The main disadvantage to a private company is that it is not as easy to raise money by selling shares of its stock to the public. A private company has to raise its money from banks or private investors, which is not as easy.

But the Dolans want the company and analysts say there is a good chance that they are going to get it. Cablevision is not just television, either. The company owns Madison Square Garden in New York City, Radio City Music Hall, the New York Knicks and the New York Rangers. They also own Optimum Online, which is a leading Internet service provider.

The father and son both agree on making the company private.

However, last year, there was a very serious disagreement over a satellite business the company wanted. James voted against his father. This newspaper reported on that issue.

As far as Hampton television viewers go, you don't need to worry. The company is still very much in business. The only change might be that prices go up for the service Cablevision provides in order to pay for the purchase of the company, including the more expensive cost of the loans to leverage the buyout and the more expensive ongoing banking costs to proceed. In fact, you just might want to send them a little extra on your next bill in anticipation of this.

The music, basketball, hockey and boxing fans of the Hamptons also don't need to worry about Madison Square Garden in this deal.
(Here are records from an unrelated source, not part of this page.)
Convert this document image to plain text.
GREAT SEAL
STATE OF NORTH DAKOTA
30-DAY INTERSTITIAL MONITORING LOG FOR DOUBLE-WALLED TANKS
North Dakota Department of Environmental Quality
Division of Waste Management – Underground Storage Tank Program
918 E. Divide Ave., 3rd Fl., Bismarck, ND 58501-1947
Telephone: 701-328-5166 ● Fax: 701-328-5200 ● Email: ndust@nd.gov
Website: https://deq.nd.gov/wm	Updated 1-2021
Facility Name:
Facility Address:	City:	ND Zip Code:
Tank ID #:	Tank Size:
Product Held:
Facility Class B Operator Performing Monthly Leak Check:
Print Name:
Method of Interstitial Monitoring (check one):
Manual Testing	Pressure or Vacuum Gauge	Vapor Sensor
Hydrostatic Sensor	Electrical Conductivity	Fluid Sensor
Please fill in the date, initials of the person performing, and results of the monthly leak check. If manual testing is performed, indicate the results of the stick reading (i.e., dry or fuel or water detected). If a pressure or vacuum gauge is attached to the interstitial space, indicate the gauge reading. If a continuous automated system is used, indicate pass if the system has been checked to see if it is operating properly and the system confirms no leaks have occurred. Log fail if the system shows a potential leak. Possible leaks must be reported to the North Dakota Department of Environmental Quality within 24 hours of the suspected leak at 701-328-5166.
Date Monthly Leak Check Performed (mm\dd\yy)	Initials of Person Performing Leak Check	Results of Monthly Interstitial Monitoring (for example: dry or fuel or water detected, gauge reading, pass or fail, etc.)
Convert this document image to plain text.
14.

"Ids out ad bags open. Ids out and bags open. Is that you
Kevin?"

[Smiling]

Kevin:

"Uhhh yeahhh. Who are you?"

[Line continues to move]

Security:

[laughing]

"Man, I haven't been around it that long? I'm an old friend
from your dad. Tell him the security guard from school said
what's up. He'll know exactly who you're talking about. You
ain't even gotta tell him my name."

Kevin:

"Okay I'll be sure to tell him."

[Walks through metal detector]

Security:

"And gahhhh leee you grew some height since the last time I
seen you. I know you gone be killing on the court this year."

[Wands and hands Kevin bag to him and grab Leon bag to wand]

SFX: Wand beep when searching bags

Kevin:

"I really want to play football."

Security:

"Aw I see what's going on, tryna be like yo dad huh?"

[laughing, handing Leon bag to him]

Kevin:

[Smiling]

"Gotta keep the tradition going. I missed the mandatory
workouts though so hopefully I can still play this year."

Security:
The Garden, in a fantastic proposal by others that will be highly beneficial for the Dolans, is expected to be replaced with a brand new arena one block west from its current location to Ninth Avenue in New York City as part of the James A. Farley Post Office renovation. This will create an entirely new multi billion-dollar gateway to New York City. Cablevision has signed a memorandum of understanding that they will do this as part of the deal if the price is right.

And don't worry, the new Madison Square Garden will be up and running before the old one gets torn down so none of the shows and event times will be affected.

According to the Dolans, going private will give them the flexibility they need to compete in the future in the volatile communications market. But others say the change may be a signal that Cablevision will be put up for sale. Other companies such as Time Warner, a regional competitor, might be interested.